STEP 2: Toxicity and animal testing
The pharmaceutical company can run many tests to find out how the agent behaves in the body, checking in animal studies for signs of toxicity and characterising further effects on the target. The company’s scientists will assess how the agent is metabolised, how long it stays in the body and where it goes.
After more chemical refinement, the agent will finally be ready to be tested in people.
STEP 3: Trials and tribulations
Once the agent has passed its toxicity tests and animal models have confirmed that it should tackle the disease in people, the phase I clinical trials will begin. A small number of healthy volunteers (usually about six) receive the drug in doses far lower than those that have proved safe in animals. The volunteers are monitored carefully for any ill effects. If the drug proves to be fine at this stage, it can advance to phase II trials.
Phase II trials involve a small group of patients – this is the first time the drug will be tested in patients. These trials ensure that the drug is safe for people with the disease to take and that it does have beneficial effects. Any drug that fails here will be an expensive loss. After phase II, the drug moves on to phase III trials. Phase III trials test the drug on a large number of patients (about 5,000) and confirm the beneficial effects. The greater the number of patients used in phase III, the more accurate the results of the study will be.
STEP 4: Convince the regulator and then the doctors
The agent will be tested in a double-blind randomised control trial, in which neither the doctor nor the patient will know who is receiving the drug and who is receiving a placebo. This ensures that any positive effects are not the result of the placebo effect but are caused by the administered drug. If these results are positive, the pharmaceutical company must then convince the regulator that the drug deserves a license.
They will submit all of the data collected during the research and clinical trials to the Medicines and Healthcare Products Regulatory Agency (MHRA). This is the body that licenses new drugs in the UK. It may request more research in response to any concerns they might have – for example, if there is an indication of any potentially harmful side-effects – before issuing a license.

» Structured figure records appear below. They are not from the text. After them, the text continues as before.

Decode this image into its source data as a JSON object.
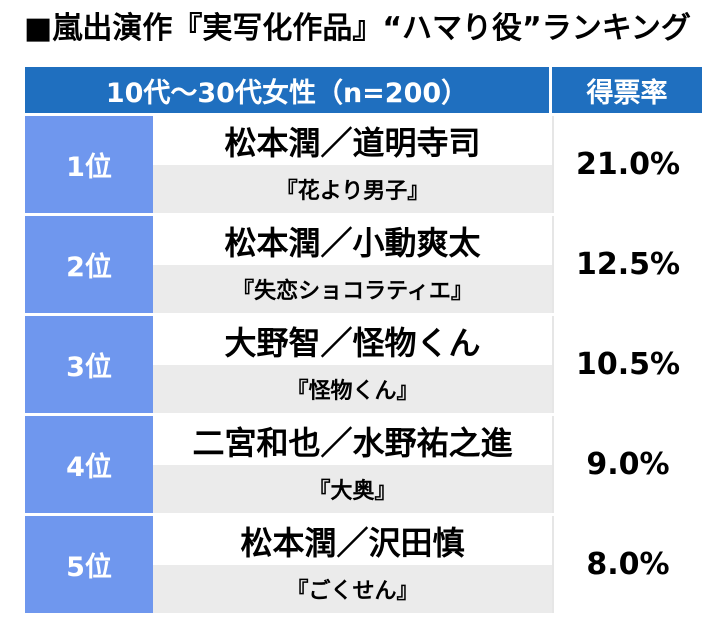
{
  "title": "■嵐出演作『実写化作品』“ハマり役”ランキング",
  "chart_data": {
    "type": "table",
    "title": "■嵐出演作『実写化作品』“ハマり役”ランキング",
    "header": {
      "group": "10代〜30代女性（n=200）",
      "value": "得票率"
    },
    "rows": [
      {
        "rank": "1位",
        "name": "松本潤／道明寺司",
        "work": "『花より男子』",
        "value": "21.0%",
        "percent": 21.0
      },
      {
        "rank": "2位",
        "name": "松本潤／小動爽太",
        "work": "『失恋ショコラティエ』",
        "value": "12.5%",
        "percent": 12.5
      },
      {
        "rank": "3位",
        "name": "大野智／怪物くん",
        "work": "『怪物くん』",
        "value": "10.5%",
        "percent": 10.5
      },
      {
        "rank": "4位",
        "name": "二宮和也／水野祐之進",
        "work": "『大奥』",
        "value": "9.0%",
        "percent": 9.0
      },
      {
        "rank": "5位",
        "name": "松本潤／沢田慎",
        "work": "『ごくせん』",
        "value": "8.0%",
        "percent": 8.0
      }
    ]
  }
}
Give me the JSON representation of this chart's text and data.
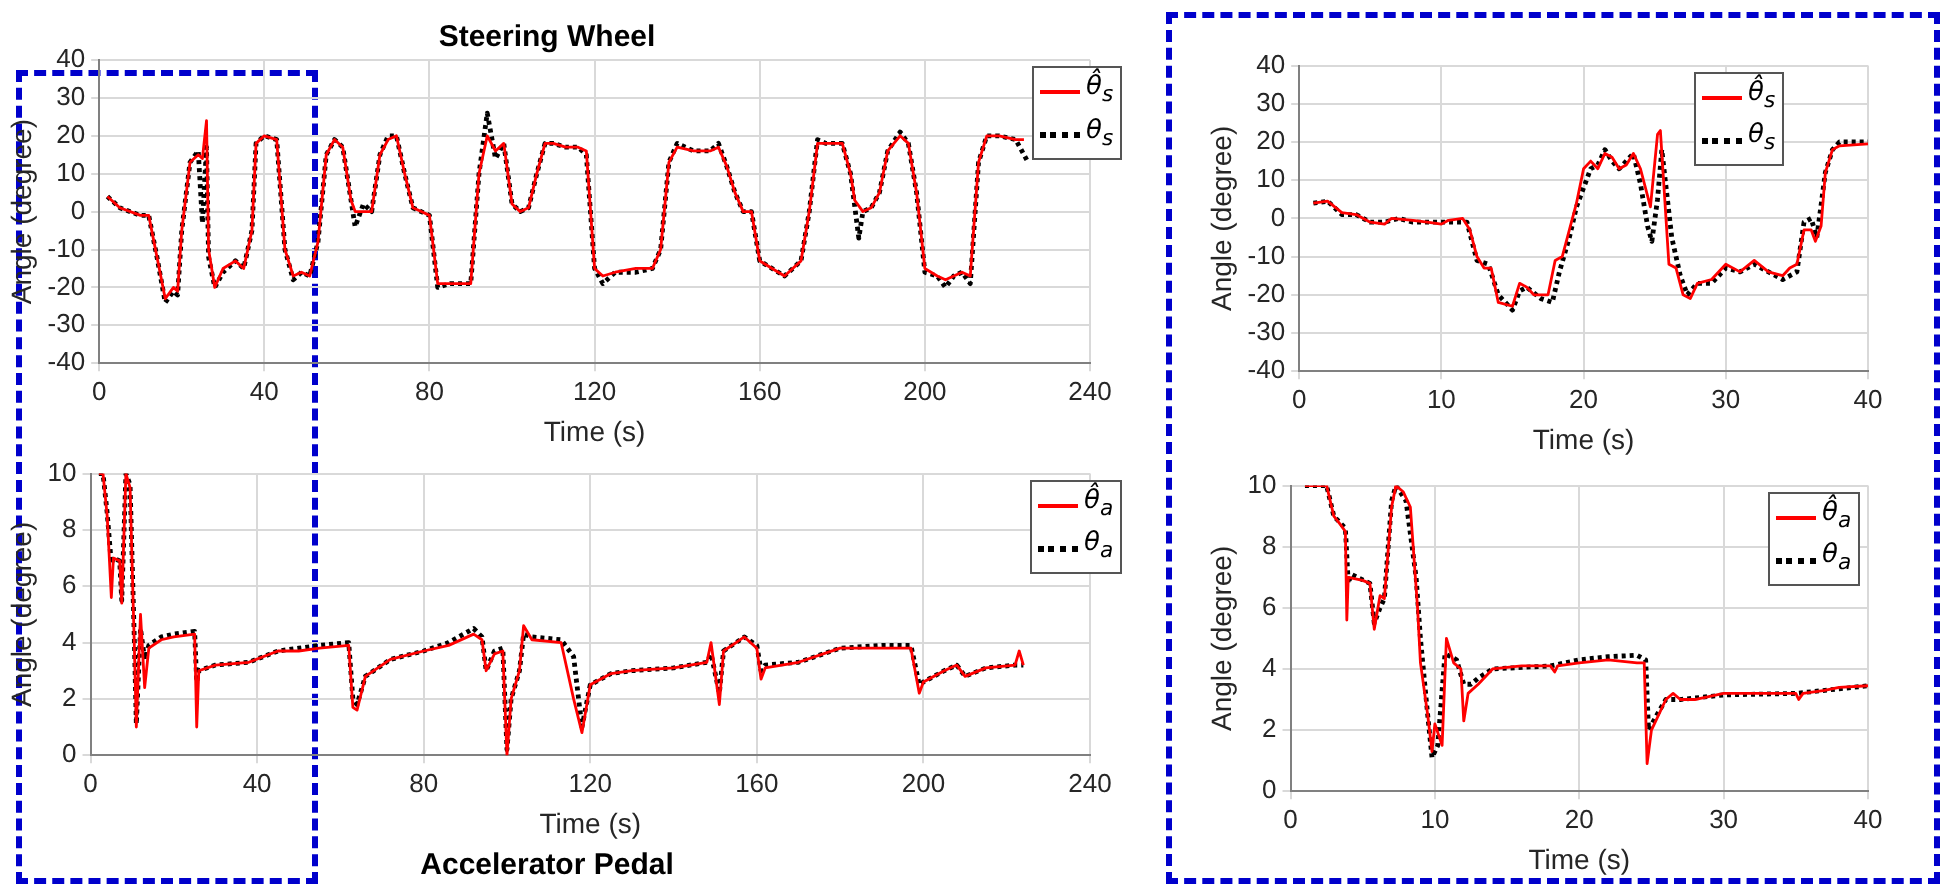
{
  "chart_data": [
    {
      "type": "line",
      "title": "Steering Wheel",
      "xlabel": "Time (s)",
      "ylabel": "Angle (degree)",
      "xlim": [
        0,
        240
      ],
      "xticks": [
        0,
        40,
        80,
        120,
        160,
        200,
        240
      ],
      "ylim": [
        -40,
        40
      ],
      "yticks": [
        -40,
        -30,
        -20,
        -10,
        0,
        10,
        20,
        30,
        40
      ],
      "grid": true,
      "legend": "top right",
      "marker": "none",
      "series": [
        {
          "name": "θ̂$_{s}$",
          "color": "#ff0000",
          "line_style": "solid",
          "x": [
            2,
            5,
            10,
            12,
            14,
            16,
            18,
            19,
            20,
            22,
            24,
            25,
            26,
            26.5,
            28,
            30,
            33,
            35,
            37,
            38,
            40,
            43,
            45,
            47,
            49,
            51,
            53,
            55,
            57,
            59,
            61,
            62,
            64,
            66,
            68,
            70,
            72,
            74,
            76,
            78,
            80,
            82,
            85,
            88,
            90,
            92,
            94,
            96,
            98,
            100,
            102,
            104,
            106,
            108,
            110,
            113,
            116,
            118,
            120,
            122,
            125,
            130,
            134,
            136,
            138,
            140,
            144,
            148,
            150,
            152,
            154,
            156,
            158,
            160,
            163,
            166,
            168,
            170,
            172,
            174,
            176,
            180,
            182,
            183,
            185,
            187,
            189,
            191,
            194,
            196,
            198,
            200,
            203,
            205,
            207,
            209,
            211,
            213,
            215,
            218,
            222,
            224
          ],
          "values": [
            4,
            1,
            -1,
            -1,
            -12,
            -23,
            -20,
            -21,
            -5,
            13,
            15,
            14,
            24,
            -10,
            -20,
            -15,
            -13,
            -15,
            -5,
            18,
            20,
            19,
            -10,
            -17,
            -16,
            -17,
            -8,
            15,
            19,
            17,
            3,
            0,
            0,
            0,
            15,
            19,
            20,
            10,
            1,
            0,
            -1,
            -19,
            -19,
            -19,
            -19,
            10,
            20,
            16,
            18,
            2,
            0,
            1,
            10,
            18,
            18,
            17,
            17,
            16,
            -15,
            -17,
            -16,
            -15,
            -15,
            -10,
            13,
            17,
            16,
            16,
            17,
            12,
            5,
            0,
            0,
            -13,
            -15,
            -17,
            -15,
            -13,
            0,
            18,
            18,
            18,
            10,
            3,
            0,
            1,
            5,
            16,
            20,
            18,
            5,
            -15,
            -17,
            -18,
            -17,
            -16,
            -17,
            13,
            20,
            20,
            19,
            19
          ]
        },
        {
          "name": "θ$_{s}$",
          "color": "#000000",
          "line_style": "dotted",
          "x": [
            2,
            5,
            10,
            12,
            14,
            16,
            18,
            19,
            20,
            22,
            24,
            25,
            26,
            26.5,
            28,
            30,
            33,
            35,
            37,
            38,
            40,
            43,
            45,
            47,
            49,
            51,
            53,
            55,
            57,
            59,
            61,
            62,
            64,
            66,
            68,
            70,
            72,
            74,
            76,
            78,
            80,
            82,
            85,
            88,
            90,
            92,
            94,
            96,
            98,
            100,
            102,
            104,
            106,
            108,
            110,
            113,
            116,
            118,
            120,
            122,
            125,
            130,
            134,
            136,
            138,
            140,
            144,
            148,
            150,
            152,
            154,
            156,
            158,
            160,
            163,
            166,
            168,
            170,
            172,
            174,
            176,
            180,
            182,
            184,
            185,
            187,
            189,
            191,
            194,
            196,
            198,
            200,
            203,
            205,
            207,
            209,
            211,
            213,
            215,
            218,
            222,
            225
          ],
          "values": [
            4,
            1,
            -1,
            -1,
            -12,
            -24,
            -21,
            -22,
            -5,
            13,
            16,
            -3,
            17,
            -12,
            -20,
            -16,
            -13,
            -15,
            -5,
            18,
            20,
            19,
            -10,
            -18,
            -16,
            -17,
            -8,
            15,
            19,
            17,
            3,
            -4,
            2,
            0,
            15,
            20,
            20,
            10,
            1,
            0,
            -1,
            -20,
            -19,
            -19,
            -19,
            10,
            26,
            14,
            18,
            2,
            0,
            1,
            10,
            18,
            18,
            17,
            17,
            15,
            -15,
            -19,
            -16,
            -16,
            -15,
            -10,
            13,
            18,
            16,
            16,
            18,
            12,
            5,
            0,
            0,
            -13,
            -15,
            -17,
            -15,
            -13,
            0,
            19,
            18,
            18,
            10,
            -7,
            0,
            1,
            5,
            16,
            21,
            18,
            5,
            -16,
            -17,
            -20,
            -17,
            -16,
            -19,
            13,
            20,
            20,
            19,
            13
          ]
        }
      ]
    },
    {
      "type": "line",
      "title": "Accelerator Pedal",
      "xlabel": "Time (s)",
      "ylabel": "Angle (degree)",
      "xlim": [
        0,
        240
      ],
      "xticks": [
        0,
        40,
        80,
        120,
        160,
        200,
        240
      ],
      "ylim": [
        0,
        10
      ],
      "yticks": [
        0,
        2,
        4,
        6,
        8,
        10
      ],
      "grid": true,
      "legend": "top right",
      "marker": "none",
      "series": [
        {
          "name": "θ̂$_{a}$",
          "color": "#ff0000",
          "line_style": "solid",
          "x": [
            2,
            3,
            4,
            5,
            5.5,
            7,
            7.5,
            8.5,
            9.5,
            10.5,
            11,
            12,
            13,
            14,
            17,
            20,
            25,
            25.5,
            26,
            30,
            38,
            45,
            50,
            55,
            62,
            63,
            64,
            66,
            72,
            80,
            86,
            92,
            94,
            95,
            97,
            99,
            100,
            101,
            103,
            104,
            106,
            113,
            116,
            118,
            120,
            125,
            130,
            140,
            148,
            149,
            151,
            152,
            155,
            157,
            160,
            161,
            162,
            170,
            180,
            190,
            197,
            199,
            200,
            205,
            208,
            210,
            215,
            222,
            223,
            224
          ],
          "values": [
            10,
            10,
            8.5,
            5.6,
            7,
            6.9,
            5.4,
            10,
            9.5,
            4,
            1,
            5,
            2.4,
            3.8,
            4.1,
            4.2,
            4.3,
            1,
            3,
            3.2,
            3.3,
            3.7,
            3.7,
            3.8,
            3.9,
            1.7,
            1.6,
            2.8,
            3.4,
            3.7,
            3.9,
            4.3,
            4.1,
            3,
            3.6,
            3.7,
            0,
            2,
            3,
            4.6,
            4.1,
            4,
            2,
            0.8,
            2.5,
            2.9,
            3,
            3.1,
            3.3,
            4,
            1.8,
            3.7,
            4,
            4.2,
            3.8,
            2.7,
            3.1,
            3.3,
            3.8,
            3.8,
            3.8,
            2.2,
            2.6,
            3,
            3.2,
            2.8,
            3.1,
            3.2,
            3.7,
            3.2
          ]
        },
        {
          "name": "θ$_{a}$",
          "color": "#000000",
          "line_style": "dotted",
          "x": [
            2,
            3,
            4,
            5,
            5.5,
            7,
            7.5,
            8.5,
            9.5,
            10.5,
            11,
            12,
            13,
            14,
            17,
            20,
            25,
            25.5,
            26,
            30,
            38,
            45,
            50,
            55,
            62,
            63,
            64,
            66,
            72,
            80,
            86,
            92,
            94,
            95,
            97,
            99,
            100,
            101,
            103,
            104,
            106,
            113,
            116,
            118,
            120,
            125,
            130,
            140,
            148,
            149,
            151,
            152,
            155,
            157,
            160,
            161,
            162,
            170,
            180,
            190,
            197,
            199,
            200,
            205,
            208,
            210,
            215,
            222,
            224
          ],
          "values": [
            10,
            10,
            8.6,
            6.8,
            7,
            6.9,
            5.5,
            10,
            9.6,
            4.2,
            1.1,
            4.5,
            3.4,
            3.9,
            4.2,
            4.3,
            4.4,
            2.6,
            3,
            3.2,
            3.3,
            3.7,
            3.8,
            3.9,
            4,
            2,
            1.8,
            2.8,
            3.4,
            3.7,
            4,
            4.5,
            4.2,
            3,
            3.7,
            3.8,
            0.2,
            2,
            3,
            4.3,
            4.2,
            4.1,
            3.5,
            1,
            2.5,
            2.9,
            3,
            3.1,
            3.3,
            3.6,
            2.2,
            3.7,
            4,
            4.2,
            3.9,
            3,
            3.2,
            3.3,
            3.8,
            3.9,
            3.9,
            2.5,
            2.6,
            3,
            3.2,
            2.8,
            3.1,
            3.2,
            3.2
          ]
        }
      ]
    },
    {
      "type": "line",
      "xlabel": "Time (s)",
      "ylabel": "Angle (degree)",
      "xlim": [
        0,
        40
      ],
      "xticks": [
        0,
        10,
        20,
        30,
        40
      ],
      "ylim": [
        -40,
        40
      ],
      "yticks": [
        -40,
        -30,
        -20,
        -10,
        0,
        10,
        20,
        30,
        40
      ],
      "grid": true,
      "legend": "top right",
      "marker": "none",
      "series": [
        {
          "name": "θ̂$_{s}$",
          "color": "#ff0000",
          "line_style": "solid",
          "x": [
            1,
            2,
            3,
            4,
            5,
            6,
            6.5,
            8,
            9,
            10,
            10.5,
            11.5,
            12,
            12.5,
            13,
            13.5,
            14,
            15,
            15.5,
            16,
            16.5,
            17.5,
            18,
            18.5,
            19,
            19.5,
            20,
            20.5,
            21,
            21.5,
            22,
            22.5,
            23,
            23.5,
            24,
            24.7,
            25.2,
            25.4,
            26,
            26.5,
            27,
            27.5,
            28,
            29,
            30,
            31,
            32,
            33,
            34,
            34.5,
            35,
            35.5,
            36,
            36.3,
            36.7,
            37,
            37.5,
            38,
            40
          ],
          "values": [
            4,
            4.5,
            1.5,
            1,
            -1,
            -1.5,
            0,
            -0.5,
            -1,
            -1.5,
            -0.5,
            0,
            -3,
            -10,
            -13,
            -13,
            -22,
            -23,
            -17,
            -18,
            -20,
            -20,
            -11,
            -10,
            -3,
            4,
            13,
            15,
            13,
            17,
            16,
            13,
            14,
            17,
            13,
            3,
            22,
            23,
            -12,
            -13,
            -20,
            -21,
            -17,
            -16,
            -12,
            -14,
            -11,
            -14,
            -15,
            -13,
            -12,
            -3,
            -3,
            -6,
            -2,
            12,
            18,
            19,
            19.5
          ]
        },
        {
          "name": "θ$_{s}$",
          "color": "#000000",
          "line_style": "dotted",
          "x": [
            1,
            2,
            3,
            4,
            5,
            6,
            7,
            8,
            9,
            10,
            11,
            11.8,
            12.5,
            13.3,
            14,
            15,
            15.5,
            16,
            17,
            17.8,
            18.3,
            19,
            19.5,
            20,
            20.5,
            21,
            21.5,
            22,
            22.5,
            23,
            23.5,
            24,
            24.5,
            24.8,
            25.2,
            25.5,
            26.2,
            26.8,
            27.3,
            28,
            29,
            30,
            31,
            32,
            33,
            34,
            35,
            35.5,
            36,
            36.4,
            37,
            37.5,
            38,
            40
          ],
          "values": [
            4,
            4.5,
            1,
            1,
            -1,
            -1,
            0,
            -1,
            -1,
            -1,
            -1,
            -1,
            -11,
            -12,
            -20,
            -24,
            -19,
            -18,
            -21,
            -22,
            -14,
            -5,
            3,
            8,
            13,
            14,
            18,
            15,
            13,
            15,
            17,
            9,
            -2,
            -6,
            5,
            18,
            -5,
            -15,
            -20,
            -17,
            -17,
            -13,
            -14,
            -12,
            -14,
            -16,
            -14,
            -1,
            0,
            -5,
            12,
            18,
            20,
            20
          ]
        }
      ]
    },
    {
      "type": "line",
      "xlabel": "Time (s)",
      "ylabel": "Angle (degree)",
      "xlim": [
        0,
        40
      ],
      "xticks": [
        0,
        10,
        20,
        30,
        40
      ],
      "ylim": [
        0,
        10
      ],
      "yticks": [
        0,
        2,
        4,
        6,
        8,
        10
      ],
      "grid": true,
      "legend": "top right",
      "marker": "none",
      "series": [
        {
          "name": "θ̂$_{a}$",
          "color": "#ff0000",
          "line_style": "solid",
          "x": [
            1,
            2.5,
            3,
            3.5,
            3.8,
            3.9,
            4,
            5,
            5.5,
            5.8,
            6.2,
            6.5,
            7,
            7.3,
            7.8,
            8.3,
            8.8,
            9,
            9.5,
            9.8,
            10,
            10.5,
            10.8,
            11.3,
            11.8,
            12,
            12.3,
            13,
            14,
            16,
            18,
            18.3,
            18.5,
            20,
            22,
            24,
            24.5,
            24.7,
            25,
            26,
            26.5,
            27,
            28,
            30,
            33,
            35,
            35.2,
            35.5,
            37,
            38,
            40
          ],
          "values": [
            10,
            10,
            9,
            8.7,
            8.5,
            5.6,
            7,
            6.9,
            6.8,
            5.3,
            6.4,
            6.3,
            9.3,
            10,
            9.8,
            9.3,
            6,
            4.2,
            2.5,
            1.3,
            2.2,
            1.5,
            5,
            4.2,
            4,
            2.3,
            3.2,
            3.5,
            4,
            4.1,
            4.1,
            3.9,
            4.1,
            4.2,
            4.3,
            4.2,
            4.2,
            0.9,
            2,
            3,
            3.2,
            3,
            3,
            3.2,
            3.2,
            3.2,
            3,
            3.2,
            3.3,
            3.4,
            3.45
          ]
        },
        {
          "name": "θ$_{a}$",
          "color": "#000000",
          "line_style": "dotted",
          "x": [
            1,
            2.5,
            3,
            3.8,
            4,
            4.2,
            5.5,
            5.8,
            6.2,
            6.5,
            7,
            7.3,
            8,
            8.7,
            9,
            9.5,
            9.8,
            10.2,
            10.7,
            11.5,
            12,
            12.5,
            13,
            14,
            18,
            20,
            22,
            24,
            24.6,
            24.8,
            25.5,
            26,
            27,
            30,
            35,
            38,
            40
          ],
          "values": [
            10,
            10,
            9,
            8.6,
            6.8,
            7.1,
            6.8,
            5.5,
            6,
            6.3,
            9.5,
            10,
            9.5,
            7,
            5,
            2.5,
            1.1,
            1.5,
            4.5,
            4.3,
            3.5,
            3.5,
            3.7,
            4,
            4.1,
            4.3,
            4.4,
            4.45,
            4.3,
            2,
            2.6,
            3,
            3,
            3.15,
            3.2,
            3.35,
            3.45
          ]
        }
      ]
    }
  ]
}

Once it has gained a license, the pharmaceutical company must then convince doctors and NHS trusts that the drug is worth making available to their patients. Central to this process will be the National Institute for Health and Clinical Excellence (NICE). They will decide whether the drug offers good value for money; without their seal of approval, the drug will never make it to patients.
After NICE’s approval, the pharmaceutical company can begin marketing the drug to doctors. Unlike in the USA, pharma are not allowed to market directly to patients in the UK. Convincing doctors to prescribe the drug is the final step in the process. It may still take years for the drug to reach every patient.